I manage to give my son a bath in the evenings. It takes a lot out of me to do this. Once he’s bathed, he gets a good half hour to play with his action figures in the bath regardless of how late it is. While he plays, I get a chance to rest my body and catch my breath. I sit next to him and we talk and sing songs. Meanwhile, I’m psyching myself up to manage pulling him out of the tub. Getting him out of the bath is tricky. It’s much like a choreographed fight. We know the routine, who’s going to win, but we go through the motions none-the-less.
Are you ready to get out?
Are you sure?
Mom, you get towel?
OK. Here’s your towel. Let’s get out.
No. I don’t want it.
You said you were…
I DON’T want it!!
*wait 5 min*
Are you ready to get out?
(We may have this conversation 1 time or 3 times. I believe the current record is 4 times respectively.)
Some would say this is ridiculous. We dilly-dally too long. Well what you can’t see is my toes curled up so bad inside my socks from paralysis and spasticity, that it takes great effort to stand on it. You can’t see the excruciating knife-stabbing pain in my shoulder leaving me barely able to move my arm because I just put everything I had into washing his hair.
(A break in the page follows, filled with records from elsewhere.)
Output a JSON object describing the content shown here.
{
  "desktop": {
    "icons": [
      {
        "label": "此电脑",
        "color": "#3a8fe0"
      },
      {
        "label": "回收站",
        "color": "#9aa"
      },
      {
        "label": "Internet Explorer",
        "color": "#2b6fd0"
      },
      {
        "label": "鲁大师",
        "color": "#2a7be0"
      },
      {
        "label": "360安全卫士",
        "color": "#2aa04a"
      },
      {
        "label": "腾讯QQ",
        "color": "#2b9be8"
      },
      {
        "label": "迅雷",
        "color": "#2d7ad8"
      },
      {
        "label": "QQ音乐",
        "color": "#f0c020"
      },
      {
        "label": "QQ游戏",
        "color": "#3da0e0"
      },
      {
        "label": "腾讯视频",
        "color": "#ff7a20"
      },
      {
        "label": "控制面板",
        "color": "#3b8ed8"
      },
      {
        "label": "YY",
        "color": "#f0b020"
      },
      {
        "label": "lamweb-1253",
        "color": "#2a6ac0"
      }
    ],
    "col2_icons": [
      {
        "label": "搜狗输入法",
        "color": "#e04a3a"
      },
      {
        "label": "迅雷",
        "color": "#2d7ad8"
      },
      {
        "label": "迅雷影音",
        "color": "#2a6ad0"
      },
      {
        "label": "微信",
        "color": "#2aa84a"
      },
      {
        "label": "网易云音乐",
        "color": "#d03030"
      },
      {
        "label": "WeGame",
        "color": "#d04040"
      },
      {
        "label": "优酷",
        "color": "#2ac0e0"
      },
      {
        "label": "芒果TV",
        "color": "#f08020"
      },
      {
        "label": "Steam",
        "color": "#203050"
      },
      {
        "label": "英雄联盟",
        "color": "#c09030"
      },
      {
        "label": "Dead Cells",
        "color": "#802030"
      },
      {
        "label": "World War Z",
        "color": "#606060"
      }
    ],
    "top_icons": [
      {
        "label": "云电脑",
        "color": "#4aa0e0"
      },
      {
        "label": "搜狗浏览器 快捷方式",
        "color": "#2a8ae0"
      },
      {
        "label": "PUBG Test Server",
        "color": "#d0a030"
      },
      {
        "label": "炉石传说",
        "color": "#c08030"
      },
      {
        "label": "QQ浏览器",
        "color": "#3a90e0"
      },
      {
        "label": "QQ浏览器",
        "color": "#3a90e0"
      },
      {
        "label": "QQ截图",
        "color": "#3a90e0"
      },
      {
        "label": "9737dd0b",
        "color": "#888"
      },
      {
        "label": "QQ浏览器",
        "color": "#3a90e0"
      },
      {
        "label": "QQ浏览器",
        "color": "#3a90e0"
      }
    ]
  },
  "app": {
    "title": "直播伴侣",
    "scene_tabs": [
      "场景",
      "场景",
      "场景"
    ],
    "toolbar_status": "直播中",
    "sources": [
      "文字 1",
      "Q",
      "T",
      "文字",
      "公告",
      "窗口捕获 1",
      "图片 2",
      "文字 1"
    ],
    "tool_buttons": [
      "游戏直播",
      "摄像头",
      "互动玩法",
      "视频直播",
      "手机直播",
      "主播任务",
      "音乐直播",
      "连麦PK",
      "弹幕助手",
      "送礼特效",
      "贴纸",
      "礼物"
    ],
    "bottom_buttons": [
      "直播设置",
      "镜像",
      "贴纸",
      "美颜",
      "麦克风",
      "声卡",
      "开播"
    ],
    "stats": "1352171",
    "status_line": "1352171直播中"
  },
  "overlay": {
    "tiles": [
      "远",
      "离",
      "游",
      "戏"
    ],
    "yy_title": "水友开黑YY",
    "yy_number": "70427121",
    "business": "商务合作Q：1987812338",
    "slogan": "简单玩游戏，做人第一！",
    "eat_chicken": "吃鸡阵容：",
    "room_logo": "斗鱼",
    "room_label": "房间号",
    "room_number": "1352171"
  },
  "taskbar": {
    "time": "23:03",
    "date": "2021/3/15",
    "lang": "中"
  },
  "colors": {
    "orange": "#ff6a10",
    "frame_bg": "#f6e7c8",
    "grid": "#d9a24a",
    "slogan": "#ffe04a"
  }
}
You probably wouldn’t notice how hard it was for me to not fall into the bath with him because my vertigo started to kick in as I bent down to grab the soap. And you may be wondering why the hell I don’t ask for help. Why the hell do I put myself through all that every night?
The easy answer is because I’m a mom and that’s what we do. But it’s more than that. My doctors and therapists have taught me that the path to normalcy is being normal. I have learned to bathe my son because I made myself do it. I take 5 times longer to do it than my husband does. So what! This is our normal. I do that song and dance of getting him out of the bath every night because I am not physically able to just reach down and pluck him out of the water. Have you ever grabbed a naked, wet, squirming toddler? It’s like catching a greased piglet! So no, I won’t “put my foot down” as some folks have been so condescending to call it. I’ll do the song and dance and get him out with some level of cooperation because it’s the safe, nurturing, drama-free way to deal with my kid.
I think people look at me like I’m nuts because I choose to pick my battles, as if I coddle my son. It’s not coddling, it’s parenting in a way that keeps me sane and effective. He’s an intelligent strong-willed boy and I’m proud of that. I’m not catering to his whims. I’m teaching him the virtues of cooperation and negotiating. And here’s the best part: it’s all therapy for my body. It is truly incredible what my body can do today, which it couldn’t do a month ago. And THAT is why I do it.
As for the showdown on the bed, you may be wondering who drew first. I did. I’m mom. My weapon of choice? His beloved Brobee. No one is allowed to hold Brobee, not even me. I resorted to holding his beloved hostage in exchange for him getting off the damn bed and putting on his pajamas. Just because I’m patient doesn’t mean I won’t play dirty every now and then.